The second major reason is drain of talents from the state. The paucity of talent is so acute that no major IT industry or other high-tech industries can come up here. Talent depletion has become a vicious cycle. Only those who can pay a minimum of ₹15–25 lakh bribe can hope to become a college teacher, be it a private one or a government college. With such “teachers”, one can well imagine the quality of education. Institutions offering quality professional education like Kanpur IIT or the BHU have become self-cocooned islands insular from the state. Unable to fit into the degenerate institutional milieu of the state, all talented people run out at the first opportunity and never dare to return to the uncivilised jungle raj, except for brief visits to spend a couple of weeks with their families and friends.
In UP, education is reduced to private “coaching centres”, numbering around 8,000, which fleece around ₹8,000–₹20,000 per subject per month from an estimated 50–60 lakh students. It is sad to see tens of thousands of young people claiming to prepare for IIT and IAS though none of them can speak a single sentence in English. But they are obsessed with “service” jobs and try to get one by hook or by crook. Adityanath claims that he started the Mukhyamantri Abhyudaya Yojana in February this year to give free coaching to students for competitive exams to discourage their going to coaching centres like Kota, Rajasthan. But he has started only 18 centres in divisional headquarters. Only when he offered to give a free electronic notebook to those joining the online coaching, about 10 lakh students registered. Despite costly private coaching, students don’t get IIT-JEE rank and end up in private engineering colleges collecting huge fees, only to end up as unemployable.
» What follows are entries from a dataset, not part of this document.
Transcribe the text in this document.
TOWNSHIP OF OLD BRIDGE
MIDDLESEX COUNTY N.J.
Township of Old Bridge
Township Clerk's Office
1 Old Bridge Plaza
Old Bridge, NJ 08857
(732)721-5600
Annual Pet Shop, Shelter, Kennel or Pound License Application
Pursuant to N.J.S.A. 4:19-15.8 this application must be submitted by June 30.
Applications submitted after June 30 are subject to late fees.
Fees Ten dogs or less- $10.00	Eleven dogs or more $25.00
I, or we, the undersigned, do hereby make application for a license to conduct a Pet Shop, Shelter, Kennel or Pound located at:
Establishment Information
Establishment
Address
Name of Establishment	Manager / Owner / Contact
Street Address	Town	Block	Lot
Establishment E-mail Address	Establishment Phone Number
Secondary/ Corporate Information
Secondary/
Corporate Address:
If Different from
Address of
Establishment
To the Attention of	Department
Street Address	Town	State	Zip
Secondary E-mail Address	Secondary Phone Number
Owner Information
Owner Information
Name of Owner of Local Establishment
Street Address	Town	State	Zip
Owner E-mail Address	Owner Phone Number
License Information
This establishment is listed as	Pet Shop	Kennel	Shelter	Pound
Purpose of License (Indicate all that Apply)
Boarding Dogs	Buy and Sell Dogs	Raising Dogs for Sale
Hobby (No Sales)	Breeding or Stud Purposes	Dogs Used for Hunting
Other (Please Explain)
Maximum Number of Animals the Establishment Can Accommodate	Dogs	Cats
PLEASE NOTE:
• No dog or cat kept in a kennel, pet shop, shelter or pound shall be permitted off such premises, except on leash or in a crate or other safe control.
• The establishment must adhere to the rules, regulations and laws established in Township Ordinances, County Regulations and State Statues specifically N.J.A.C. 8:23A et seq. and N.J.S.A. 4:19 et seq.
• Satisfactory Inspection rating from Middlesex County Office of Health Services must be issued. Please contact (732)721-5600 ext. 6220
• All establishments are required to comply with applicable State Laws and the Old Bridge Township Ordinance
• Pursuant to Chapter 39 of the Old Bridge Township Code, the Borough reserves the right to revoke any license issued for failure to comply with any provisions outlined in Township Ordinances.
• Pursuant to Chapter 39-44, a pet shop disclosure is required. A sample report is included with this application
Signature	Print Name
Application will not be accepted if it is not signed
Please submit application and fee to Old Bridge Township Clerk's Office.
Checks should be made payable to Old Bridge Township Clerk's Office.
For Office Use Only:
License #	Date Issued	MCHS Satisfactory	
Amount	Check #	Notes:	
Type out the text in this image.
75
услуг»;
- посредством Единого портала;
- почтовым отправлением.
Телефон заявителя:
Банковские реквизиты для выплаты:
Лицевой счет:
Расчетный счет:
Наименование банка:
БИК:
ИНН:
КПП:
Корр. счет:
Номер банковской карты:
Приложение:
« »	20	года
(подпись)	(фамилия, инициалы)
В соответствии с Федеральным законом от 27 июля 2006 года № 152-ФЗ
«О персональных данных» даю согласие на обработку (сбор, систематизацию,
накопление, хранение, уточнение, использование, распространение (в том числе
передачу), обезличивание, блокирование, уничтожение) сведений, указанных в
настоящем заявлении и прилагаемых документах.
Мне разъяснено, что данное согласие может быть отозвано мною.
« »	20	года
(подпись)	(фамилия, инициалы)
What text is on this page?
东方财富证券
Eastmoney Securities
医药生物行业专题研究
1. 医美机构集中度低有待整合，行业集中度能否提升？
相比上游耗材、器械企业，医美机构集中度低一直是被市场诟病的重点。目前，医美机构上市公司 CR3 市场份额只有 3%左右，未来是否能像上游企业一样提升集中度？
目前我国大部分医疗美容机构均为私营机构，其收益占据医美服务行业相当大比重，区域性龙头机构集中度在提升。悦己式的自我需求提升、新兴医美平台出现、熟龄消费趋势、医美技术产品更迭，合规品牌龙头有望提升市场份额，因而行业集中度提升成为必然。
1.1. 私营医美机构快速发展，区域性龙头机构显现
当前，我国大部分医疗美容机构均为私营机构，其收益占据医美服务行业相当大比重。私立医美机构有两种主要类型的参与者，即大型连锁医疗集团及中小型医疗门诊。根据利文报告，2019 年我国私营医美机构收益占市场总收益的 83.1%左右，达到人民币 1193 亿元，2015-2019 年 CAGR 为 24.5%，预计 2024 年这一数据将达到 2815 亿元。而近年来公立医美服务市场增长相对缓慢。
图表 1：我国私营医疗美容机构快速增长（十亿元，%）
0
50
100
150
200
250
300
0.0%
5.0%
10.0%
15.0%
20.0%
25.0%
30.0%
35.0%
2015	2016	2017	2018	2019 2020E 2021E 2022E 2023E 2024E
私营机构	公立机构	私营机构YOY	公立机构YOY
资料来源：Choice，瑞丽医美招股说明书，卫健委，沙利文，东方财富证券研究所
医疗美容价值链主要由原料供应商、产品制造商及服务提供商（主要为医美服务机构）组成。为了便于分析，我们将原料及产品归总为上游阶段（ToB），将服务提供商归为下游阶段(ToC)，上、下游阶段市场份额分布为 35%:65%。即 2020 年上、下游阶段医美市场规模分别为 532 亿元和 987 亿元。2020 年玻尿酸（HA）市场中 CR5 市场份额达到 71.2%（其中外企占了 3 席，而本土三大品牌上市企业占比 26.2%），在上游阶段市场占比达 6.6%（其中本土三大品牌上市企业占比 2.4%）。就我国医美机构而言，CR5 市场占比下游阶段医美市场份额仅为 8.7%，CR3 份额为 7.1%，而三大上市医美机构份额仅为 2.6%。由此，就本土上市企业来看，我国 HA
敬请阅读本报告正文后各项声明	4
In his article, Adityanath claims that under the Mukhyamantri Yuva Swarozgar Yojana, his government is providing self-employment assistance up to ₹25 lakh to unemployed youth. In the UP budget for 2021–22, however, only a measly amount of ₹100 crore has been provided for this scheme. Even if this entire money is spent, only 400 youth would get this loan! But there are 35 lakh educated unemployed youth registered in employment exchanges in UP. The number would have been double if many had not migrated to other states, seeking jobs.
Adityanath has to overhaul the social economy of UP far more drastically to claim any success.